Beth chuckled softly. “Now that I am immortal, I understand that time passes differently. Those decades she spent with us, while the better part of our lives and long in our minds, were not so long to her. But we didn’t know that then, and Dree’s short tour seemed interminable to us, though it only lasted a little less than two years. She wrote often, about once every week or two, and we wrote back if she said she would be somewhere for more than a couple of weeks. Anything shorter and she would be gone before our letters arrived,” Beth explained.
Scotty nodded, but asked with curiosity, “In all the time ye’d known her, had none o’ ye ever thought ye’d like to be immortal yerselves?”

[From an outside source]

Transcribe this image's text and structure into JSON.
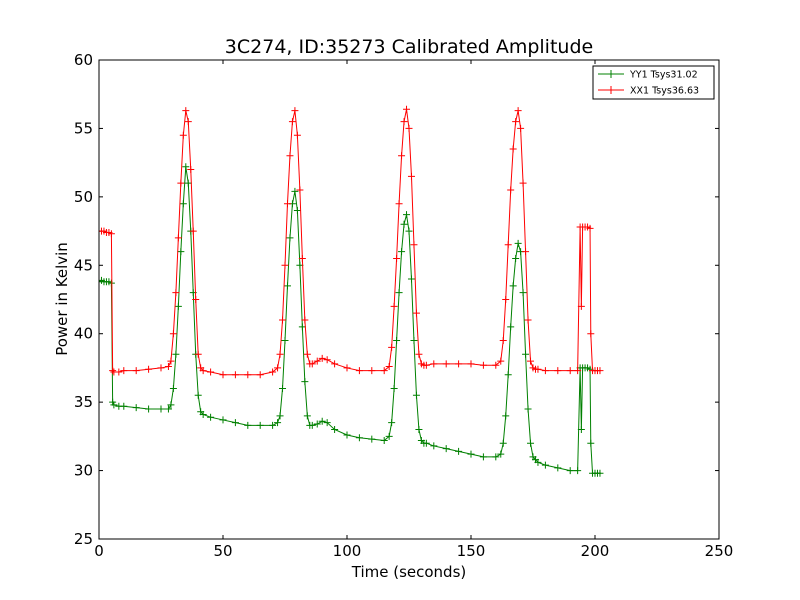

“Oh nay,” Beth said at once, and then frowned and considered it for a moment more before admitting, “Well, mayhap. On those mornings when I woke up sore and achy with age, or when I noticed I just wasn’t as strong as I used to be and it wasn’t as easy to lift that bucket of water, or cart those logs to the fireplace. And sure, once or twice when I caught a glimpse of myself in a mirror on passing and blinked in surprise at the gray hair sprouting and the wrinkles multiplying and then turned to look at Dree who was still as young, strong, and beautiful as the day we met her . . .” She smiled wryly. “Mayhap I considered it for a moment or two then, but the whole drinking blood thing quickly made me shake my head.”
“And the others?” he asked.
“Ah.” Beth nodded solemnly. “There were several of them who wept at the loss of their youth and looks and would have happily accepted immortality. But there were just as many who didn’t want it at all, or only briefly considered it but feared it like me.”
“Feared it?” he asked with a frown.
“This was the eighteen hundreds, Scotty,” she said dryly. “Dracula may not have been out in print yet, but Dorian Gray was, and we were a superstitious lot. Nothing so fine as remaining young and healthy forever could be a good thing and without a steep cost.”
Scotty smiled faintly at the words and nodded in understanding. He had lived through that era as well.
“Anyway, as I say, nearly two years passed. I know Dree didn’t mean to stay away so long. Time flies when you’re having fun, as they say, and there was no reason for her to think she had to come back. And although we missed her, we were also feeling guilty for how we’d monopolized her all those years. So in our letters we told her we were having a grand time and she should too. And we were,” Beth assured him with a grin. “We enjoyed our new respectable rank. We made friends with the neighbors, had them in to tea and were invited into their homes as well. We did needlepoint, read books, played cards, and made up the most fanciful and tragic tales for each of us as to how we’d ended up widowed and in that house together.
“It was lovely,” Beth said with a wistful smile, and then the smile faded, and she added, “Right up until the day Jimmy came.”
“Jamieson Sterne,” Scotty said solemnly.